The Loop Newspaper - Tehachapi's Online Community News & Entertainment Guide

By Tammy Engel
Mortgage Advisor 

Wait, I can't take your money!

Mortgage Matters

 


Frustration abounds in mortgage world these days. Closing times are longer, and more regulated wait times will be implemented in the next 60 days. Here’s a particularly sensitive spot that’s been a recent issue.

The Mortgage Disclosure Information Act went into effect in 2009. Its purpose was to protect the mortgage consumer in four areas: Collection of up-front fees, formal definition of “business day”, timing of disclosures, and APR changes.

Consumers cannot be charged anything more than a credit report fee when they inquire about a home loan. Proper formal disclosures must be made to the consumer, with the appropriate wait period, after an actual application has been submitted (and no fees may be collected during this time). Final loan closing is subject to the APR being substantially the same as at initial disclosure, or more wait times apply.

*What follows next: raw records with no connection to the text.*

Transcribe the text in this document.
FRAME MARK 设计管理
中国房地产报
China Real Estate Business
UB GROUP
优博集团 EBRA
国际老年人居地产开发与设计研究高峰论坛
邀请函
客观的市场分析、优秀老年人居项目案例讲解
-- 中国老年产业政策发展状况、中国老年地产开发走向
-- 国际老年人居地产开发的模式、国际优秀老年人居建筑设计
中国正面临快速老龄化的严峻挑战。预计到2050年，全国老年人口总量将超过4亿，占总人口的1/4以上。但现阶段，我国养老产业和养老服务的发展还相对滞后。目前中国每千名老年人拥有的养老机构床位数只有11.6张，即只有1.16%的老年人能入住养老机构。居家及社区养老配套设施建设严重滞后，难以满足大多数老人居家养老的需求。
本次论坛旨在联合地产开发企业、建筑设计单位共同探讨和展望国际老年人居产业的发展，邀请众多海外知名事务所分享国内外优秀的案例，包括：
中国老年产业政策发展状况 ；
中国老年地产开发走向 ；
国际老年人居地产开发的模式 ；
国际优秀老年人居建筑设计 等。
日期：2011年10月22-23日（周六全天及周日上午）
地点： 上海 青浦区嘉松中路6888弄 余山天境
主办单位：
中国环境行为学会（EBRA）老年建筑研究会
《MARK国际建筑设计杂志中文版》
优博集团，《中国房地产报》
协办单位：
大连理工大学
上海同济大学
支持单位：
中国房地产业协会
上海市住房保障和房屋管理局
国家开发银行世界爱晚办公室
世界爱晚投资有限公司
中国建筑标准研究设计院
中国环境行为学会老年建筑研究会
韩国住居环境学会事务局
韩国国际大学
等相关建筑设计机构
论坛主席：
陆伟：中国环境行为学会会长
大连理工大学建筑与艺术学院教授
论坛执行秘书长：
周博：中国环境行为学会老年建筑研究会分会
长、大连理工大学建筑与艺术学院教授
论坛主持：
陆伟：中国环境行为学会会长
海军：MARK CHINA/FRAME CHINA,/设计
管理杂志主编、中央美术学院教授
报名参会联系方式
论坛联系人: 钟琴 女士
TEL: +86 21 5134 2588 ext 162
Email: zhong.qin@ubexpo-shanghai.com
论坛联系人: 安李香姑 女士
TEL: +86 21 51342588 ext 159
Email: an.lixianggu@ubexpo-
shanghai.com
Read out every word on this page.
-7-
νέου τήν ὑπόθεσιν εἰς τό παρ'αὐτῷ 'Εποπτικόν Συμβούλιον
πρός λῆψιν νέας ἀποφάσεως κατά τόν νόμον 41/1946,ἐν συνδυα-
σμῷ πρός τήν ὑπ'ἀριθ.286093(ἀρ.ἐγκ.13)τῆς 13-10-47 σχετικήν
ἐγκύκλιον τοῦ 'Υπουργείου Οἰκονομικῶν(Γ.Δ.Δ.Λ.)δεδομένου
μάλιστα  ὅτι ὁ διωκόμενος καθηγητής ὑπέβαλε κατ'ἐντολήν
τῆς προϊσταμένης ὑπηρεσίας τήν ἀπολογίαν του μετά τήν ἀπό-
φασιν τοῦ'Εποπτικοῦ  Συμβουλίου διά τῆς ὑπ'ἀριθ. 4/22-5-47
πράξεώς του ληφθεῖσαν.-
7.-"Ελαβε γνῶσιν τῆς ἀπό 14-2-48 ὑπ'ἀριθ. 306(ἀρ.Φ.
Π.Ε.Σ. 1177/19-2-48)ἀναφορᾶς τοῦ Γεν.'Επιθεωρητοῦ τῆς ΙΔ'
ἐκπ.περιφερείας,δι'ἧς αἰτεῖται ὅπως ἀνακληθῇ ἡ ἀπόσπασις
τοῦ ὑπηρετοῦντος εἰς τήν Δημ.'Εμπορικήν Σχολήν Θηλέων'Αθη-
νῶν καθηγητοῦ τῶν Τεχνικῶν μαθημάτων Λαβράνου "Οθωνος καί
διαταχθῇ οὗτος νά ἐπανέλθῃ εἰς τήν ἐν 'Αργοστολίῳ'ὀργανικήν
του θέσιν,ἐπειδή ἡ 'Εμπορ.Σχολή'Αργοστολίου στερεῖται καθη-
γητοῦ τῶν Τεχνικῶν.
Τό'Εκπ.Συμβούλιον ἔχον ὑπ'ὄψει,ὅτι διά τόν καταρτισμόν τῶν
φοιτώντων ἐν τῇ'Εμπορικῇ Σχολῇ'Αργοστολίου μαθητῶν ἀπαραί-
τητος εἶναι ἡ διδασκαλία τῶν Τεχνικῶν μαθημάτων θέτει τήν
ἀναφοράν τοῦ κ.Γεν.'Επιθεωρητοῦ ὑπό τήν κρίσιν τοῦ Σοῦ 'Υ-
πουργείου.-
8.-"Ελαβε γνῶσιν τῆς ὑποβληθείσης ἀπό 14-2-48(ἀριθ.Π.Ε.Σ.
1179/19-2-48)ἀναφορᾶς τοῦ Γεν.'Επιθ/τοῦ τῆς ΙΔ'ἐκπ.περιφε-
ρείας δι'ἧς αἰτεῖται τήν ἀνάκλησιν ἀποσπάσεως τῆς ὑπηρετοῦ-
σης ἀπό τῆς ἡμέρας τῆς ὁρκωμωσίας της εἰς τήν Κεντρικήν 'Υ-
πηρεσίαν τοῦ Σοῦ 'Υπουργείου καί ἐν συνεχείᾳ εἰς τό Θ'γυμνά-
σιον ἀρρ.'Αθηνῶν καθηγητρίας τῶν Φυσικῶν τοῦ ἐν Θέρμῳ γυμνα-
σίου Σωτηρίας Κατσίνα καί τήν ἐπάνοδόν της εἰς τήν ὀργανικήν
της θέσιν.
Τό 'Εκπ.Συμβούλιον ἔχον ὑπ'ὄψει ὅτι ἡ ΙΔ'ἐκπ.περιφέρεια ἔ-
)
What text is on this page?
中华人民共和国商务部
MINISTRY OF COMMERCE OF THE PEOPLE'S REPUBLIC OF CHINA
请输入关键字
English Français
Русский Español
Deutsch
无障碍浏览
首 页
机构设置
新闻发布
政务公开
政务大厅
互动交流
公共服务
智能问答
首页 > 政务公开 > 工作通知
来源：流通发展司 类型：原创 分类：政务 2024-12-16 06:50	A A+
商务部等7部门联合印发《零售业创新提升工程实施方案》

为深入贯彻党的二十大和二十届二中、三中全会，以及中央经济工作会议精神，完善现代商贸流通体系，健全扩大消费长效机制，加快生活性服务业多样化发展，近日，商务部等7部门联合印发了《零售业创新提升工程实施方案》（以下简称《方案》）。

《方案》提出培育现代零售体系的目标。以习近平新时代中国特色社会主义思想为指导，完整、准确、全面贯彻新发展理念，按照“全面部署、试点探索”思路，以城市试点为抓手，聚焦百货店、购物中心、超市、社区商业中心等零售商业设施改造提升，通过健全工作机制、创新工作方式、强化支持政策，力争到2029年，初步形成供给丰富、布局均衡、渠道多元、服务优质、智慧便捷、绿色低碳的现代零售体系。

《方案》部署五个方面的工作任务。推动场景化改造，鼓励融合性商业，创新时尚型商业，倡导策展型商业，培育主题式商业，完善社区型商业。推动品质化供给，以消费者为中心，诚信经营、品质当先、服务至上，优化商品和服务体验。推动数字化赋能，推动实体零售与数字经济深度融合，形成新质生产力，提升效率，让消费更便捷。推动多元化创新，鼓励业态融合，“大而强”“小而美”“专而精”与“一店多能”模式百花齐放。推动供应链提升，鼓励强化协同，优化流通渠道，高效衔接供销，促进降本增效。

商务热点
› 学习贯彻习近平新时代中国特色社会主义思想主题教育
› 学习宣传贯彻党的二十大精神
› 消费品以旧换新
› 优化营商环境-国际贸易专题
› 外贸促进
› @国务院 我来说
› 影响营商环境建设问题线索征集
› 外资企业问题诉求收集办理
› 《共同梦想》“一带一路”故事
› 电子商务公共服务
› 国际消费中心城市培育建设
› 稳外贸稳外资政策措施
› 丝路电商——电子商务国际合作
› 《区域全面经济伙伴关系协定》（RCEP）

What this means in real life is that you may want a 30-day closing period, but there are mandatory federal wait times in play for your loan originator. As a practical matter, if your Realtor gets the contract to your lender on day three (allowing time for seller and buyer to sign everything), and you meet with your lender two days later (allowing you to gather your documentation), we’re already five days into your escrow.

Once the formal loan application package is submitted, then the formal fee and APR disclosures must be generated (another day or two), and a three-day mandatory wait time applies to give you time to review the figures.

Now we’re at least nine days in – and finally, you can pay to order your appraisal report. This time of year is vacation time, and with our limited supply of talented professionals for appraisal service, turn times for appraisal reports are longer.

Don’t forget that once the appraisal is received, there’s more fun to be had. Not only does your underwriter get to make a manual review, at least two automated quality control checks are needed. If the report scores as risky for either the automated value or Fannie Mae’s Collateral Underwriter, additional time is needed to contact the appraiser and see what can be done to resolve the issue.

Did all the above go as smooth as silk? If your loan doc APR is higher than your initial APR (meaning the rate or fees are higher than what you were promised), then another disclose-and-wait period applies.

Even for the most conscientious and seasoned loan professionals, it’s a minefield of federal regulations. Coming in October, there’s another set of disclosures that mean a mandatory three-day wait period at the end of your escrow. Encourage your Realtor to be in touch with your lender to determine a realistic time frame to close your escrow. Allow some breathing room and you can still have a happy home buying experience.